Now that we have the dictionary index, we can query our input string and figure out what the customer is looking for. Let us input our search query blue jeans
against the index and see the output:
http://localhost:8983/solr/dictionary/select/?q=blue%20jeans
We can see that the output contains keys clothes_type
and clothes_color
. Now using this information, we will need to create our actual search query. In this case, the boost will be higher on these two fields than that on the remaining fields. Our query would now become:
q=blue%20jeans&qf=text%20cat^2%20name^2%20brand^2%20clothes_type^4%20clothes_color^4%20clothes_occassion^2&pf=text%20cat^3%20name^3%20brand^3%20clothes_type^5%20clothes_color^5%20clothes_occassion^3&fl=name,brand,clothes_type,clothes_color,score
We have two pairs of jeans in our index, one is blue
and the other is black
in color. The black pair is identified by the brand blue jeans
. Earlier, if we had not incorporated dynamic boosting, the brand blue jeans
would have been boosted higher as it is part of pf in the query.
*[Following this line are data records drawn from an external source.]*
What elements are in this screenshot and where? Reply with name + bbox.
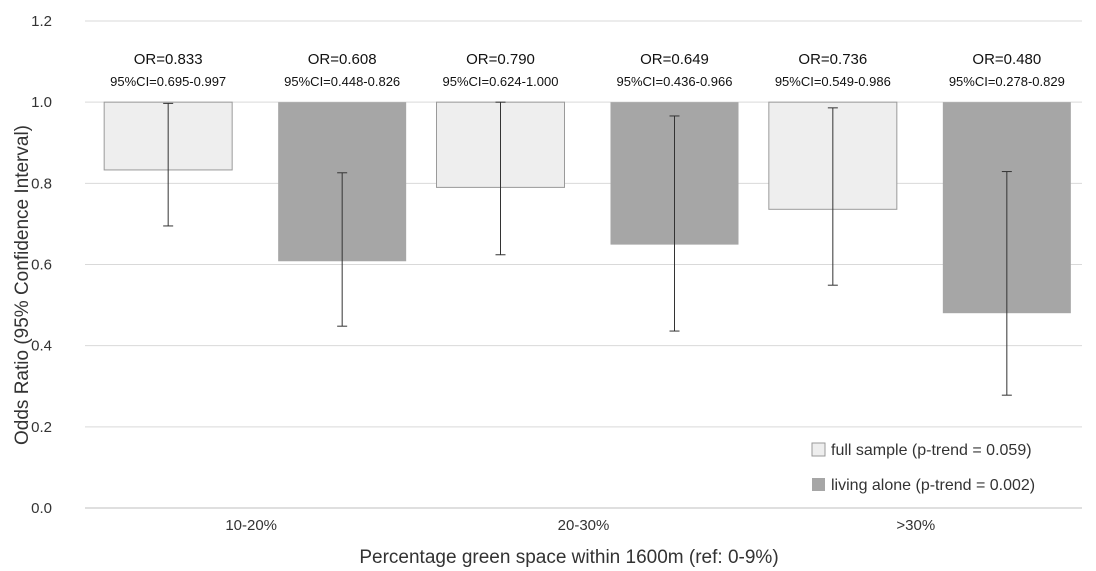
x-tick-label: 10-20% — [225, 517, 277, 534]
y-tick-label: 1.2 — [31, 13, 52, 30]
x-axis-title: Percentage green space within 1600m (ref… — [359, 547, 778, 568]
or-label: OR=0.480 — [972, 51, 1041, 68]
legend-swatch-full-sample — [811, 442, 826, 457]
ci-label: 95%CI=0.436-0.966 — [616, 74, 732, 89]
ci-label: 95%CI=0.549-0.986 — [775, 74, 891, 89]
y-axis-title: Odds Ratio (95% Confidence Interval) — [12, 125, 33, 445]
y-tick-label: 1.0 — [31, 94, 52, 111]
or-label: OR=0.608 — [308, 51, 377, 68]
gridlines — [85, 20, 1082, 509]
or-label: OR=0.833 — [134, 51, 203, 68]
y-tick-label: 0.4 — [31, 338, 52, 355]
y-tick-label: 0.0 — [31, 500, 52, 517]
legend: full sample (p-trend = 0.059) living alo… — [811, 442, 1035, 494]
ci-label: 95%CI=0.624-1.000 — [442, 74, 558, 89]
ci-label: 95%CI=0.448-0.826 — [284, 74, 400, 89]
ci-label: 95%CI=0.278-0.829 — [949, 74, 1065, 89]
y-tick-labels: 0.0 0.2 0.4 0.6 0.8 1.0 1.2 — [31, 13, 52, 517]
data-labels: OR=0.833 95%CI=0.695-0.997 OR=0.608 95%CI=0… — [110, 51, 1065, 89]
x-tick-labels: 10-20% 20-30% >30% — [225, 517, 935, 534]
or-label: OR=0.790 — [466, 51, 535, 68]
y-tick-label: 0.8 — [31, 175, 52, 192]
legend-swatch-living-alone — [812, 478, 825, 491]
error-bars — [163, 101, 1012, 396]
legend-label-living-alone: living alone (p-trend = 0.002) — [831, 477, 1035, 494]
x-tick-label: >30% — [896, 517, 935, 534]
or-label: OR=0.649 — [640, 51, 709, 68]
y-tick-label: 0.2 — [31, 419, 52, 436]
bars — [103, 101, 1071, 314]
legend-label-full-sample: full sample (p-trend = 0.059) — [831, 442, 1032, 459]
y-tick-label: 0.6 — [31, 257, 52, 274]
x-tick-label: 20-30% — [558, 517, 610, 534]
ci-label: 95%CI=0.695-0.997 — [110, 74, 226, 89]
or-label: OR=0.736 — [798, 51, 867, 68]
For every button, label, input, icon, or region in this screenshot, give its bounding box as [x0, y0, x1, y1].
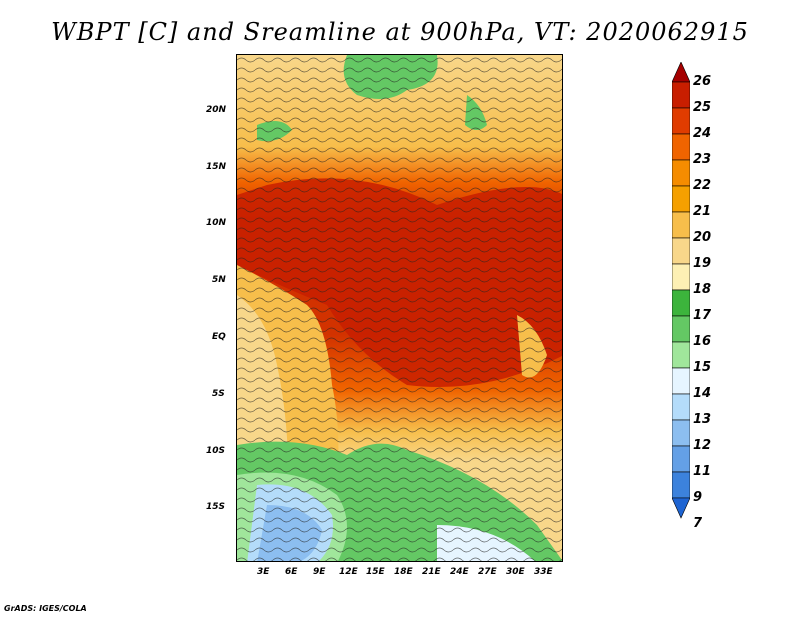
- lat-label: 5N: [212, 275, 226, 285]
- temperature-field: [237, 55, 563, 562]
- colorbar: [672, 62, 690, 562]
- lat-label: 20N: [206, 105, 226, 115]
- map-title: WBPT [C] and Sreamline at 900hPa, VT: 20…: [0, 18, 800, 46]
- lat-label: EQ: [212, 332, 226, 342]
- colorbar-box: [672, 316, 690, 342]
- colorbar-box: [672, 446, 690, 472]
- colorbar-label: 20: [693, 230, 711, 245]
- lon-label: 15E: [366, 567, 385, 577]
- colorbar-box: [672, 264, 690, 290]
- lon-label: 6E: [285, 567, 297, 577]
- colorbar-box: [672, 472, 690, 498]
- colorbar-label: 22: [693, 178, 711, 193]
- colorbar-box: [672, 394, 690, 420]
- lon-label: 30E: [506, 567, 525, 577]
- colorbar-label: 16: [693, 334, 711, 349]
- colorbar-label: 26: [693, 74, 711, 89]
- credit-text: GrADS: IGES/COLA: [4, 604, 87, 613]
- lat-label: 10N: [206, 218, 226, 228]
- colorbar-label: 7: [693, 516, 702, 531]
- colorbar-box: [672, 134, 690, 160]
- colorbar-box: [672, 160, 690, 186]
- colorbar-label: 19: [693, 256, 711, 271]
- colorbar-box: [672, 212, 690, 238]
- lon-label: 21E: [422, 567, 441, 577]
- lon-label: 24E: [450, 567, 469, 577]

Now that we have identified that the customer is searching for clothes_type
and clothes_color
fields, we increase the boost for these fields in both qf
and pf
. Therefore, even though the keywords blue
and jeans
occur separately in fields clothes_type
and clothes_color
, we get them above the item where brand
is blue jeans
.
This is one way of implementing semantic search. Note that we are performing two searches over here, the first identifies the input fields of the customer's interest and the second is our actual search where the boosting happens dynamically on the basis of the results of the first search.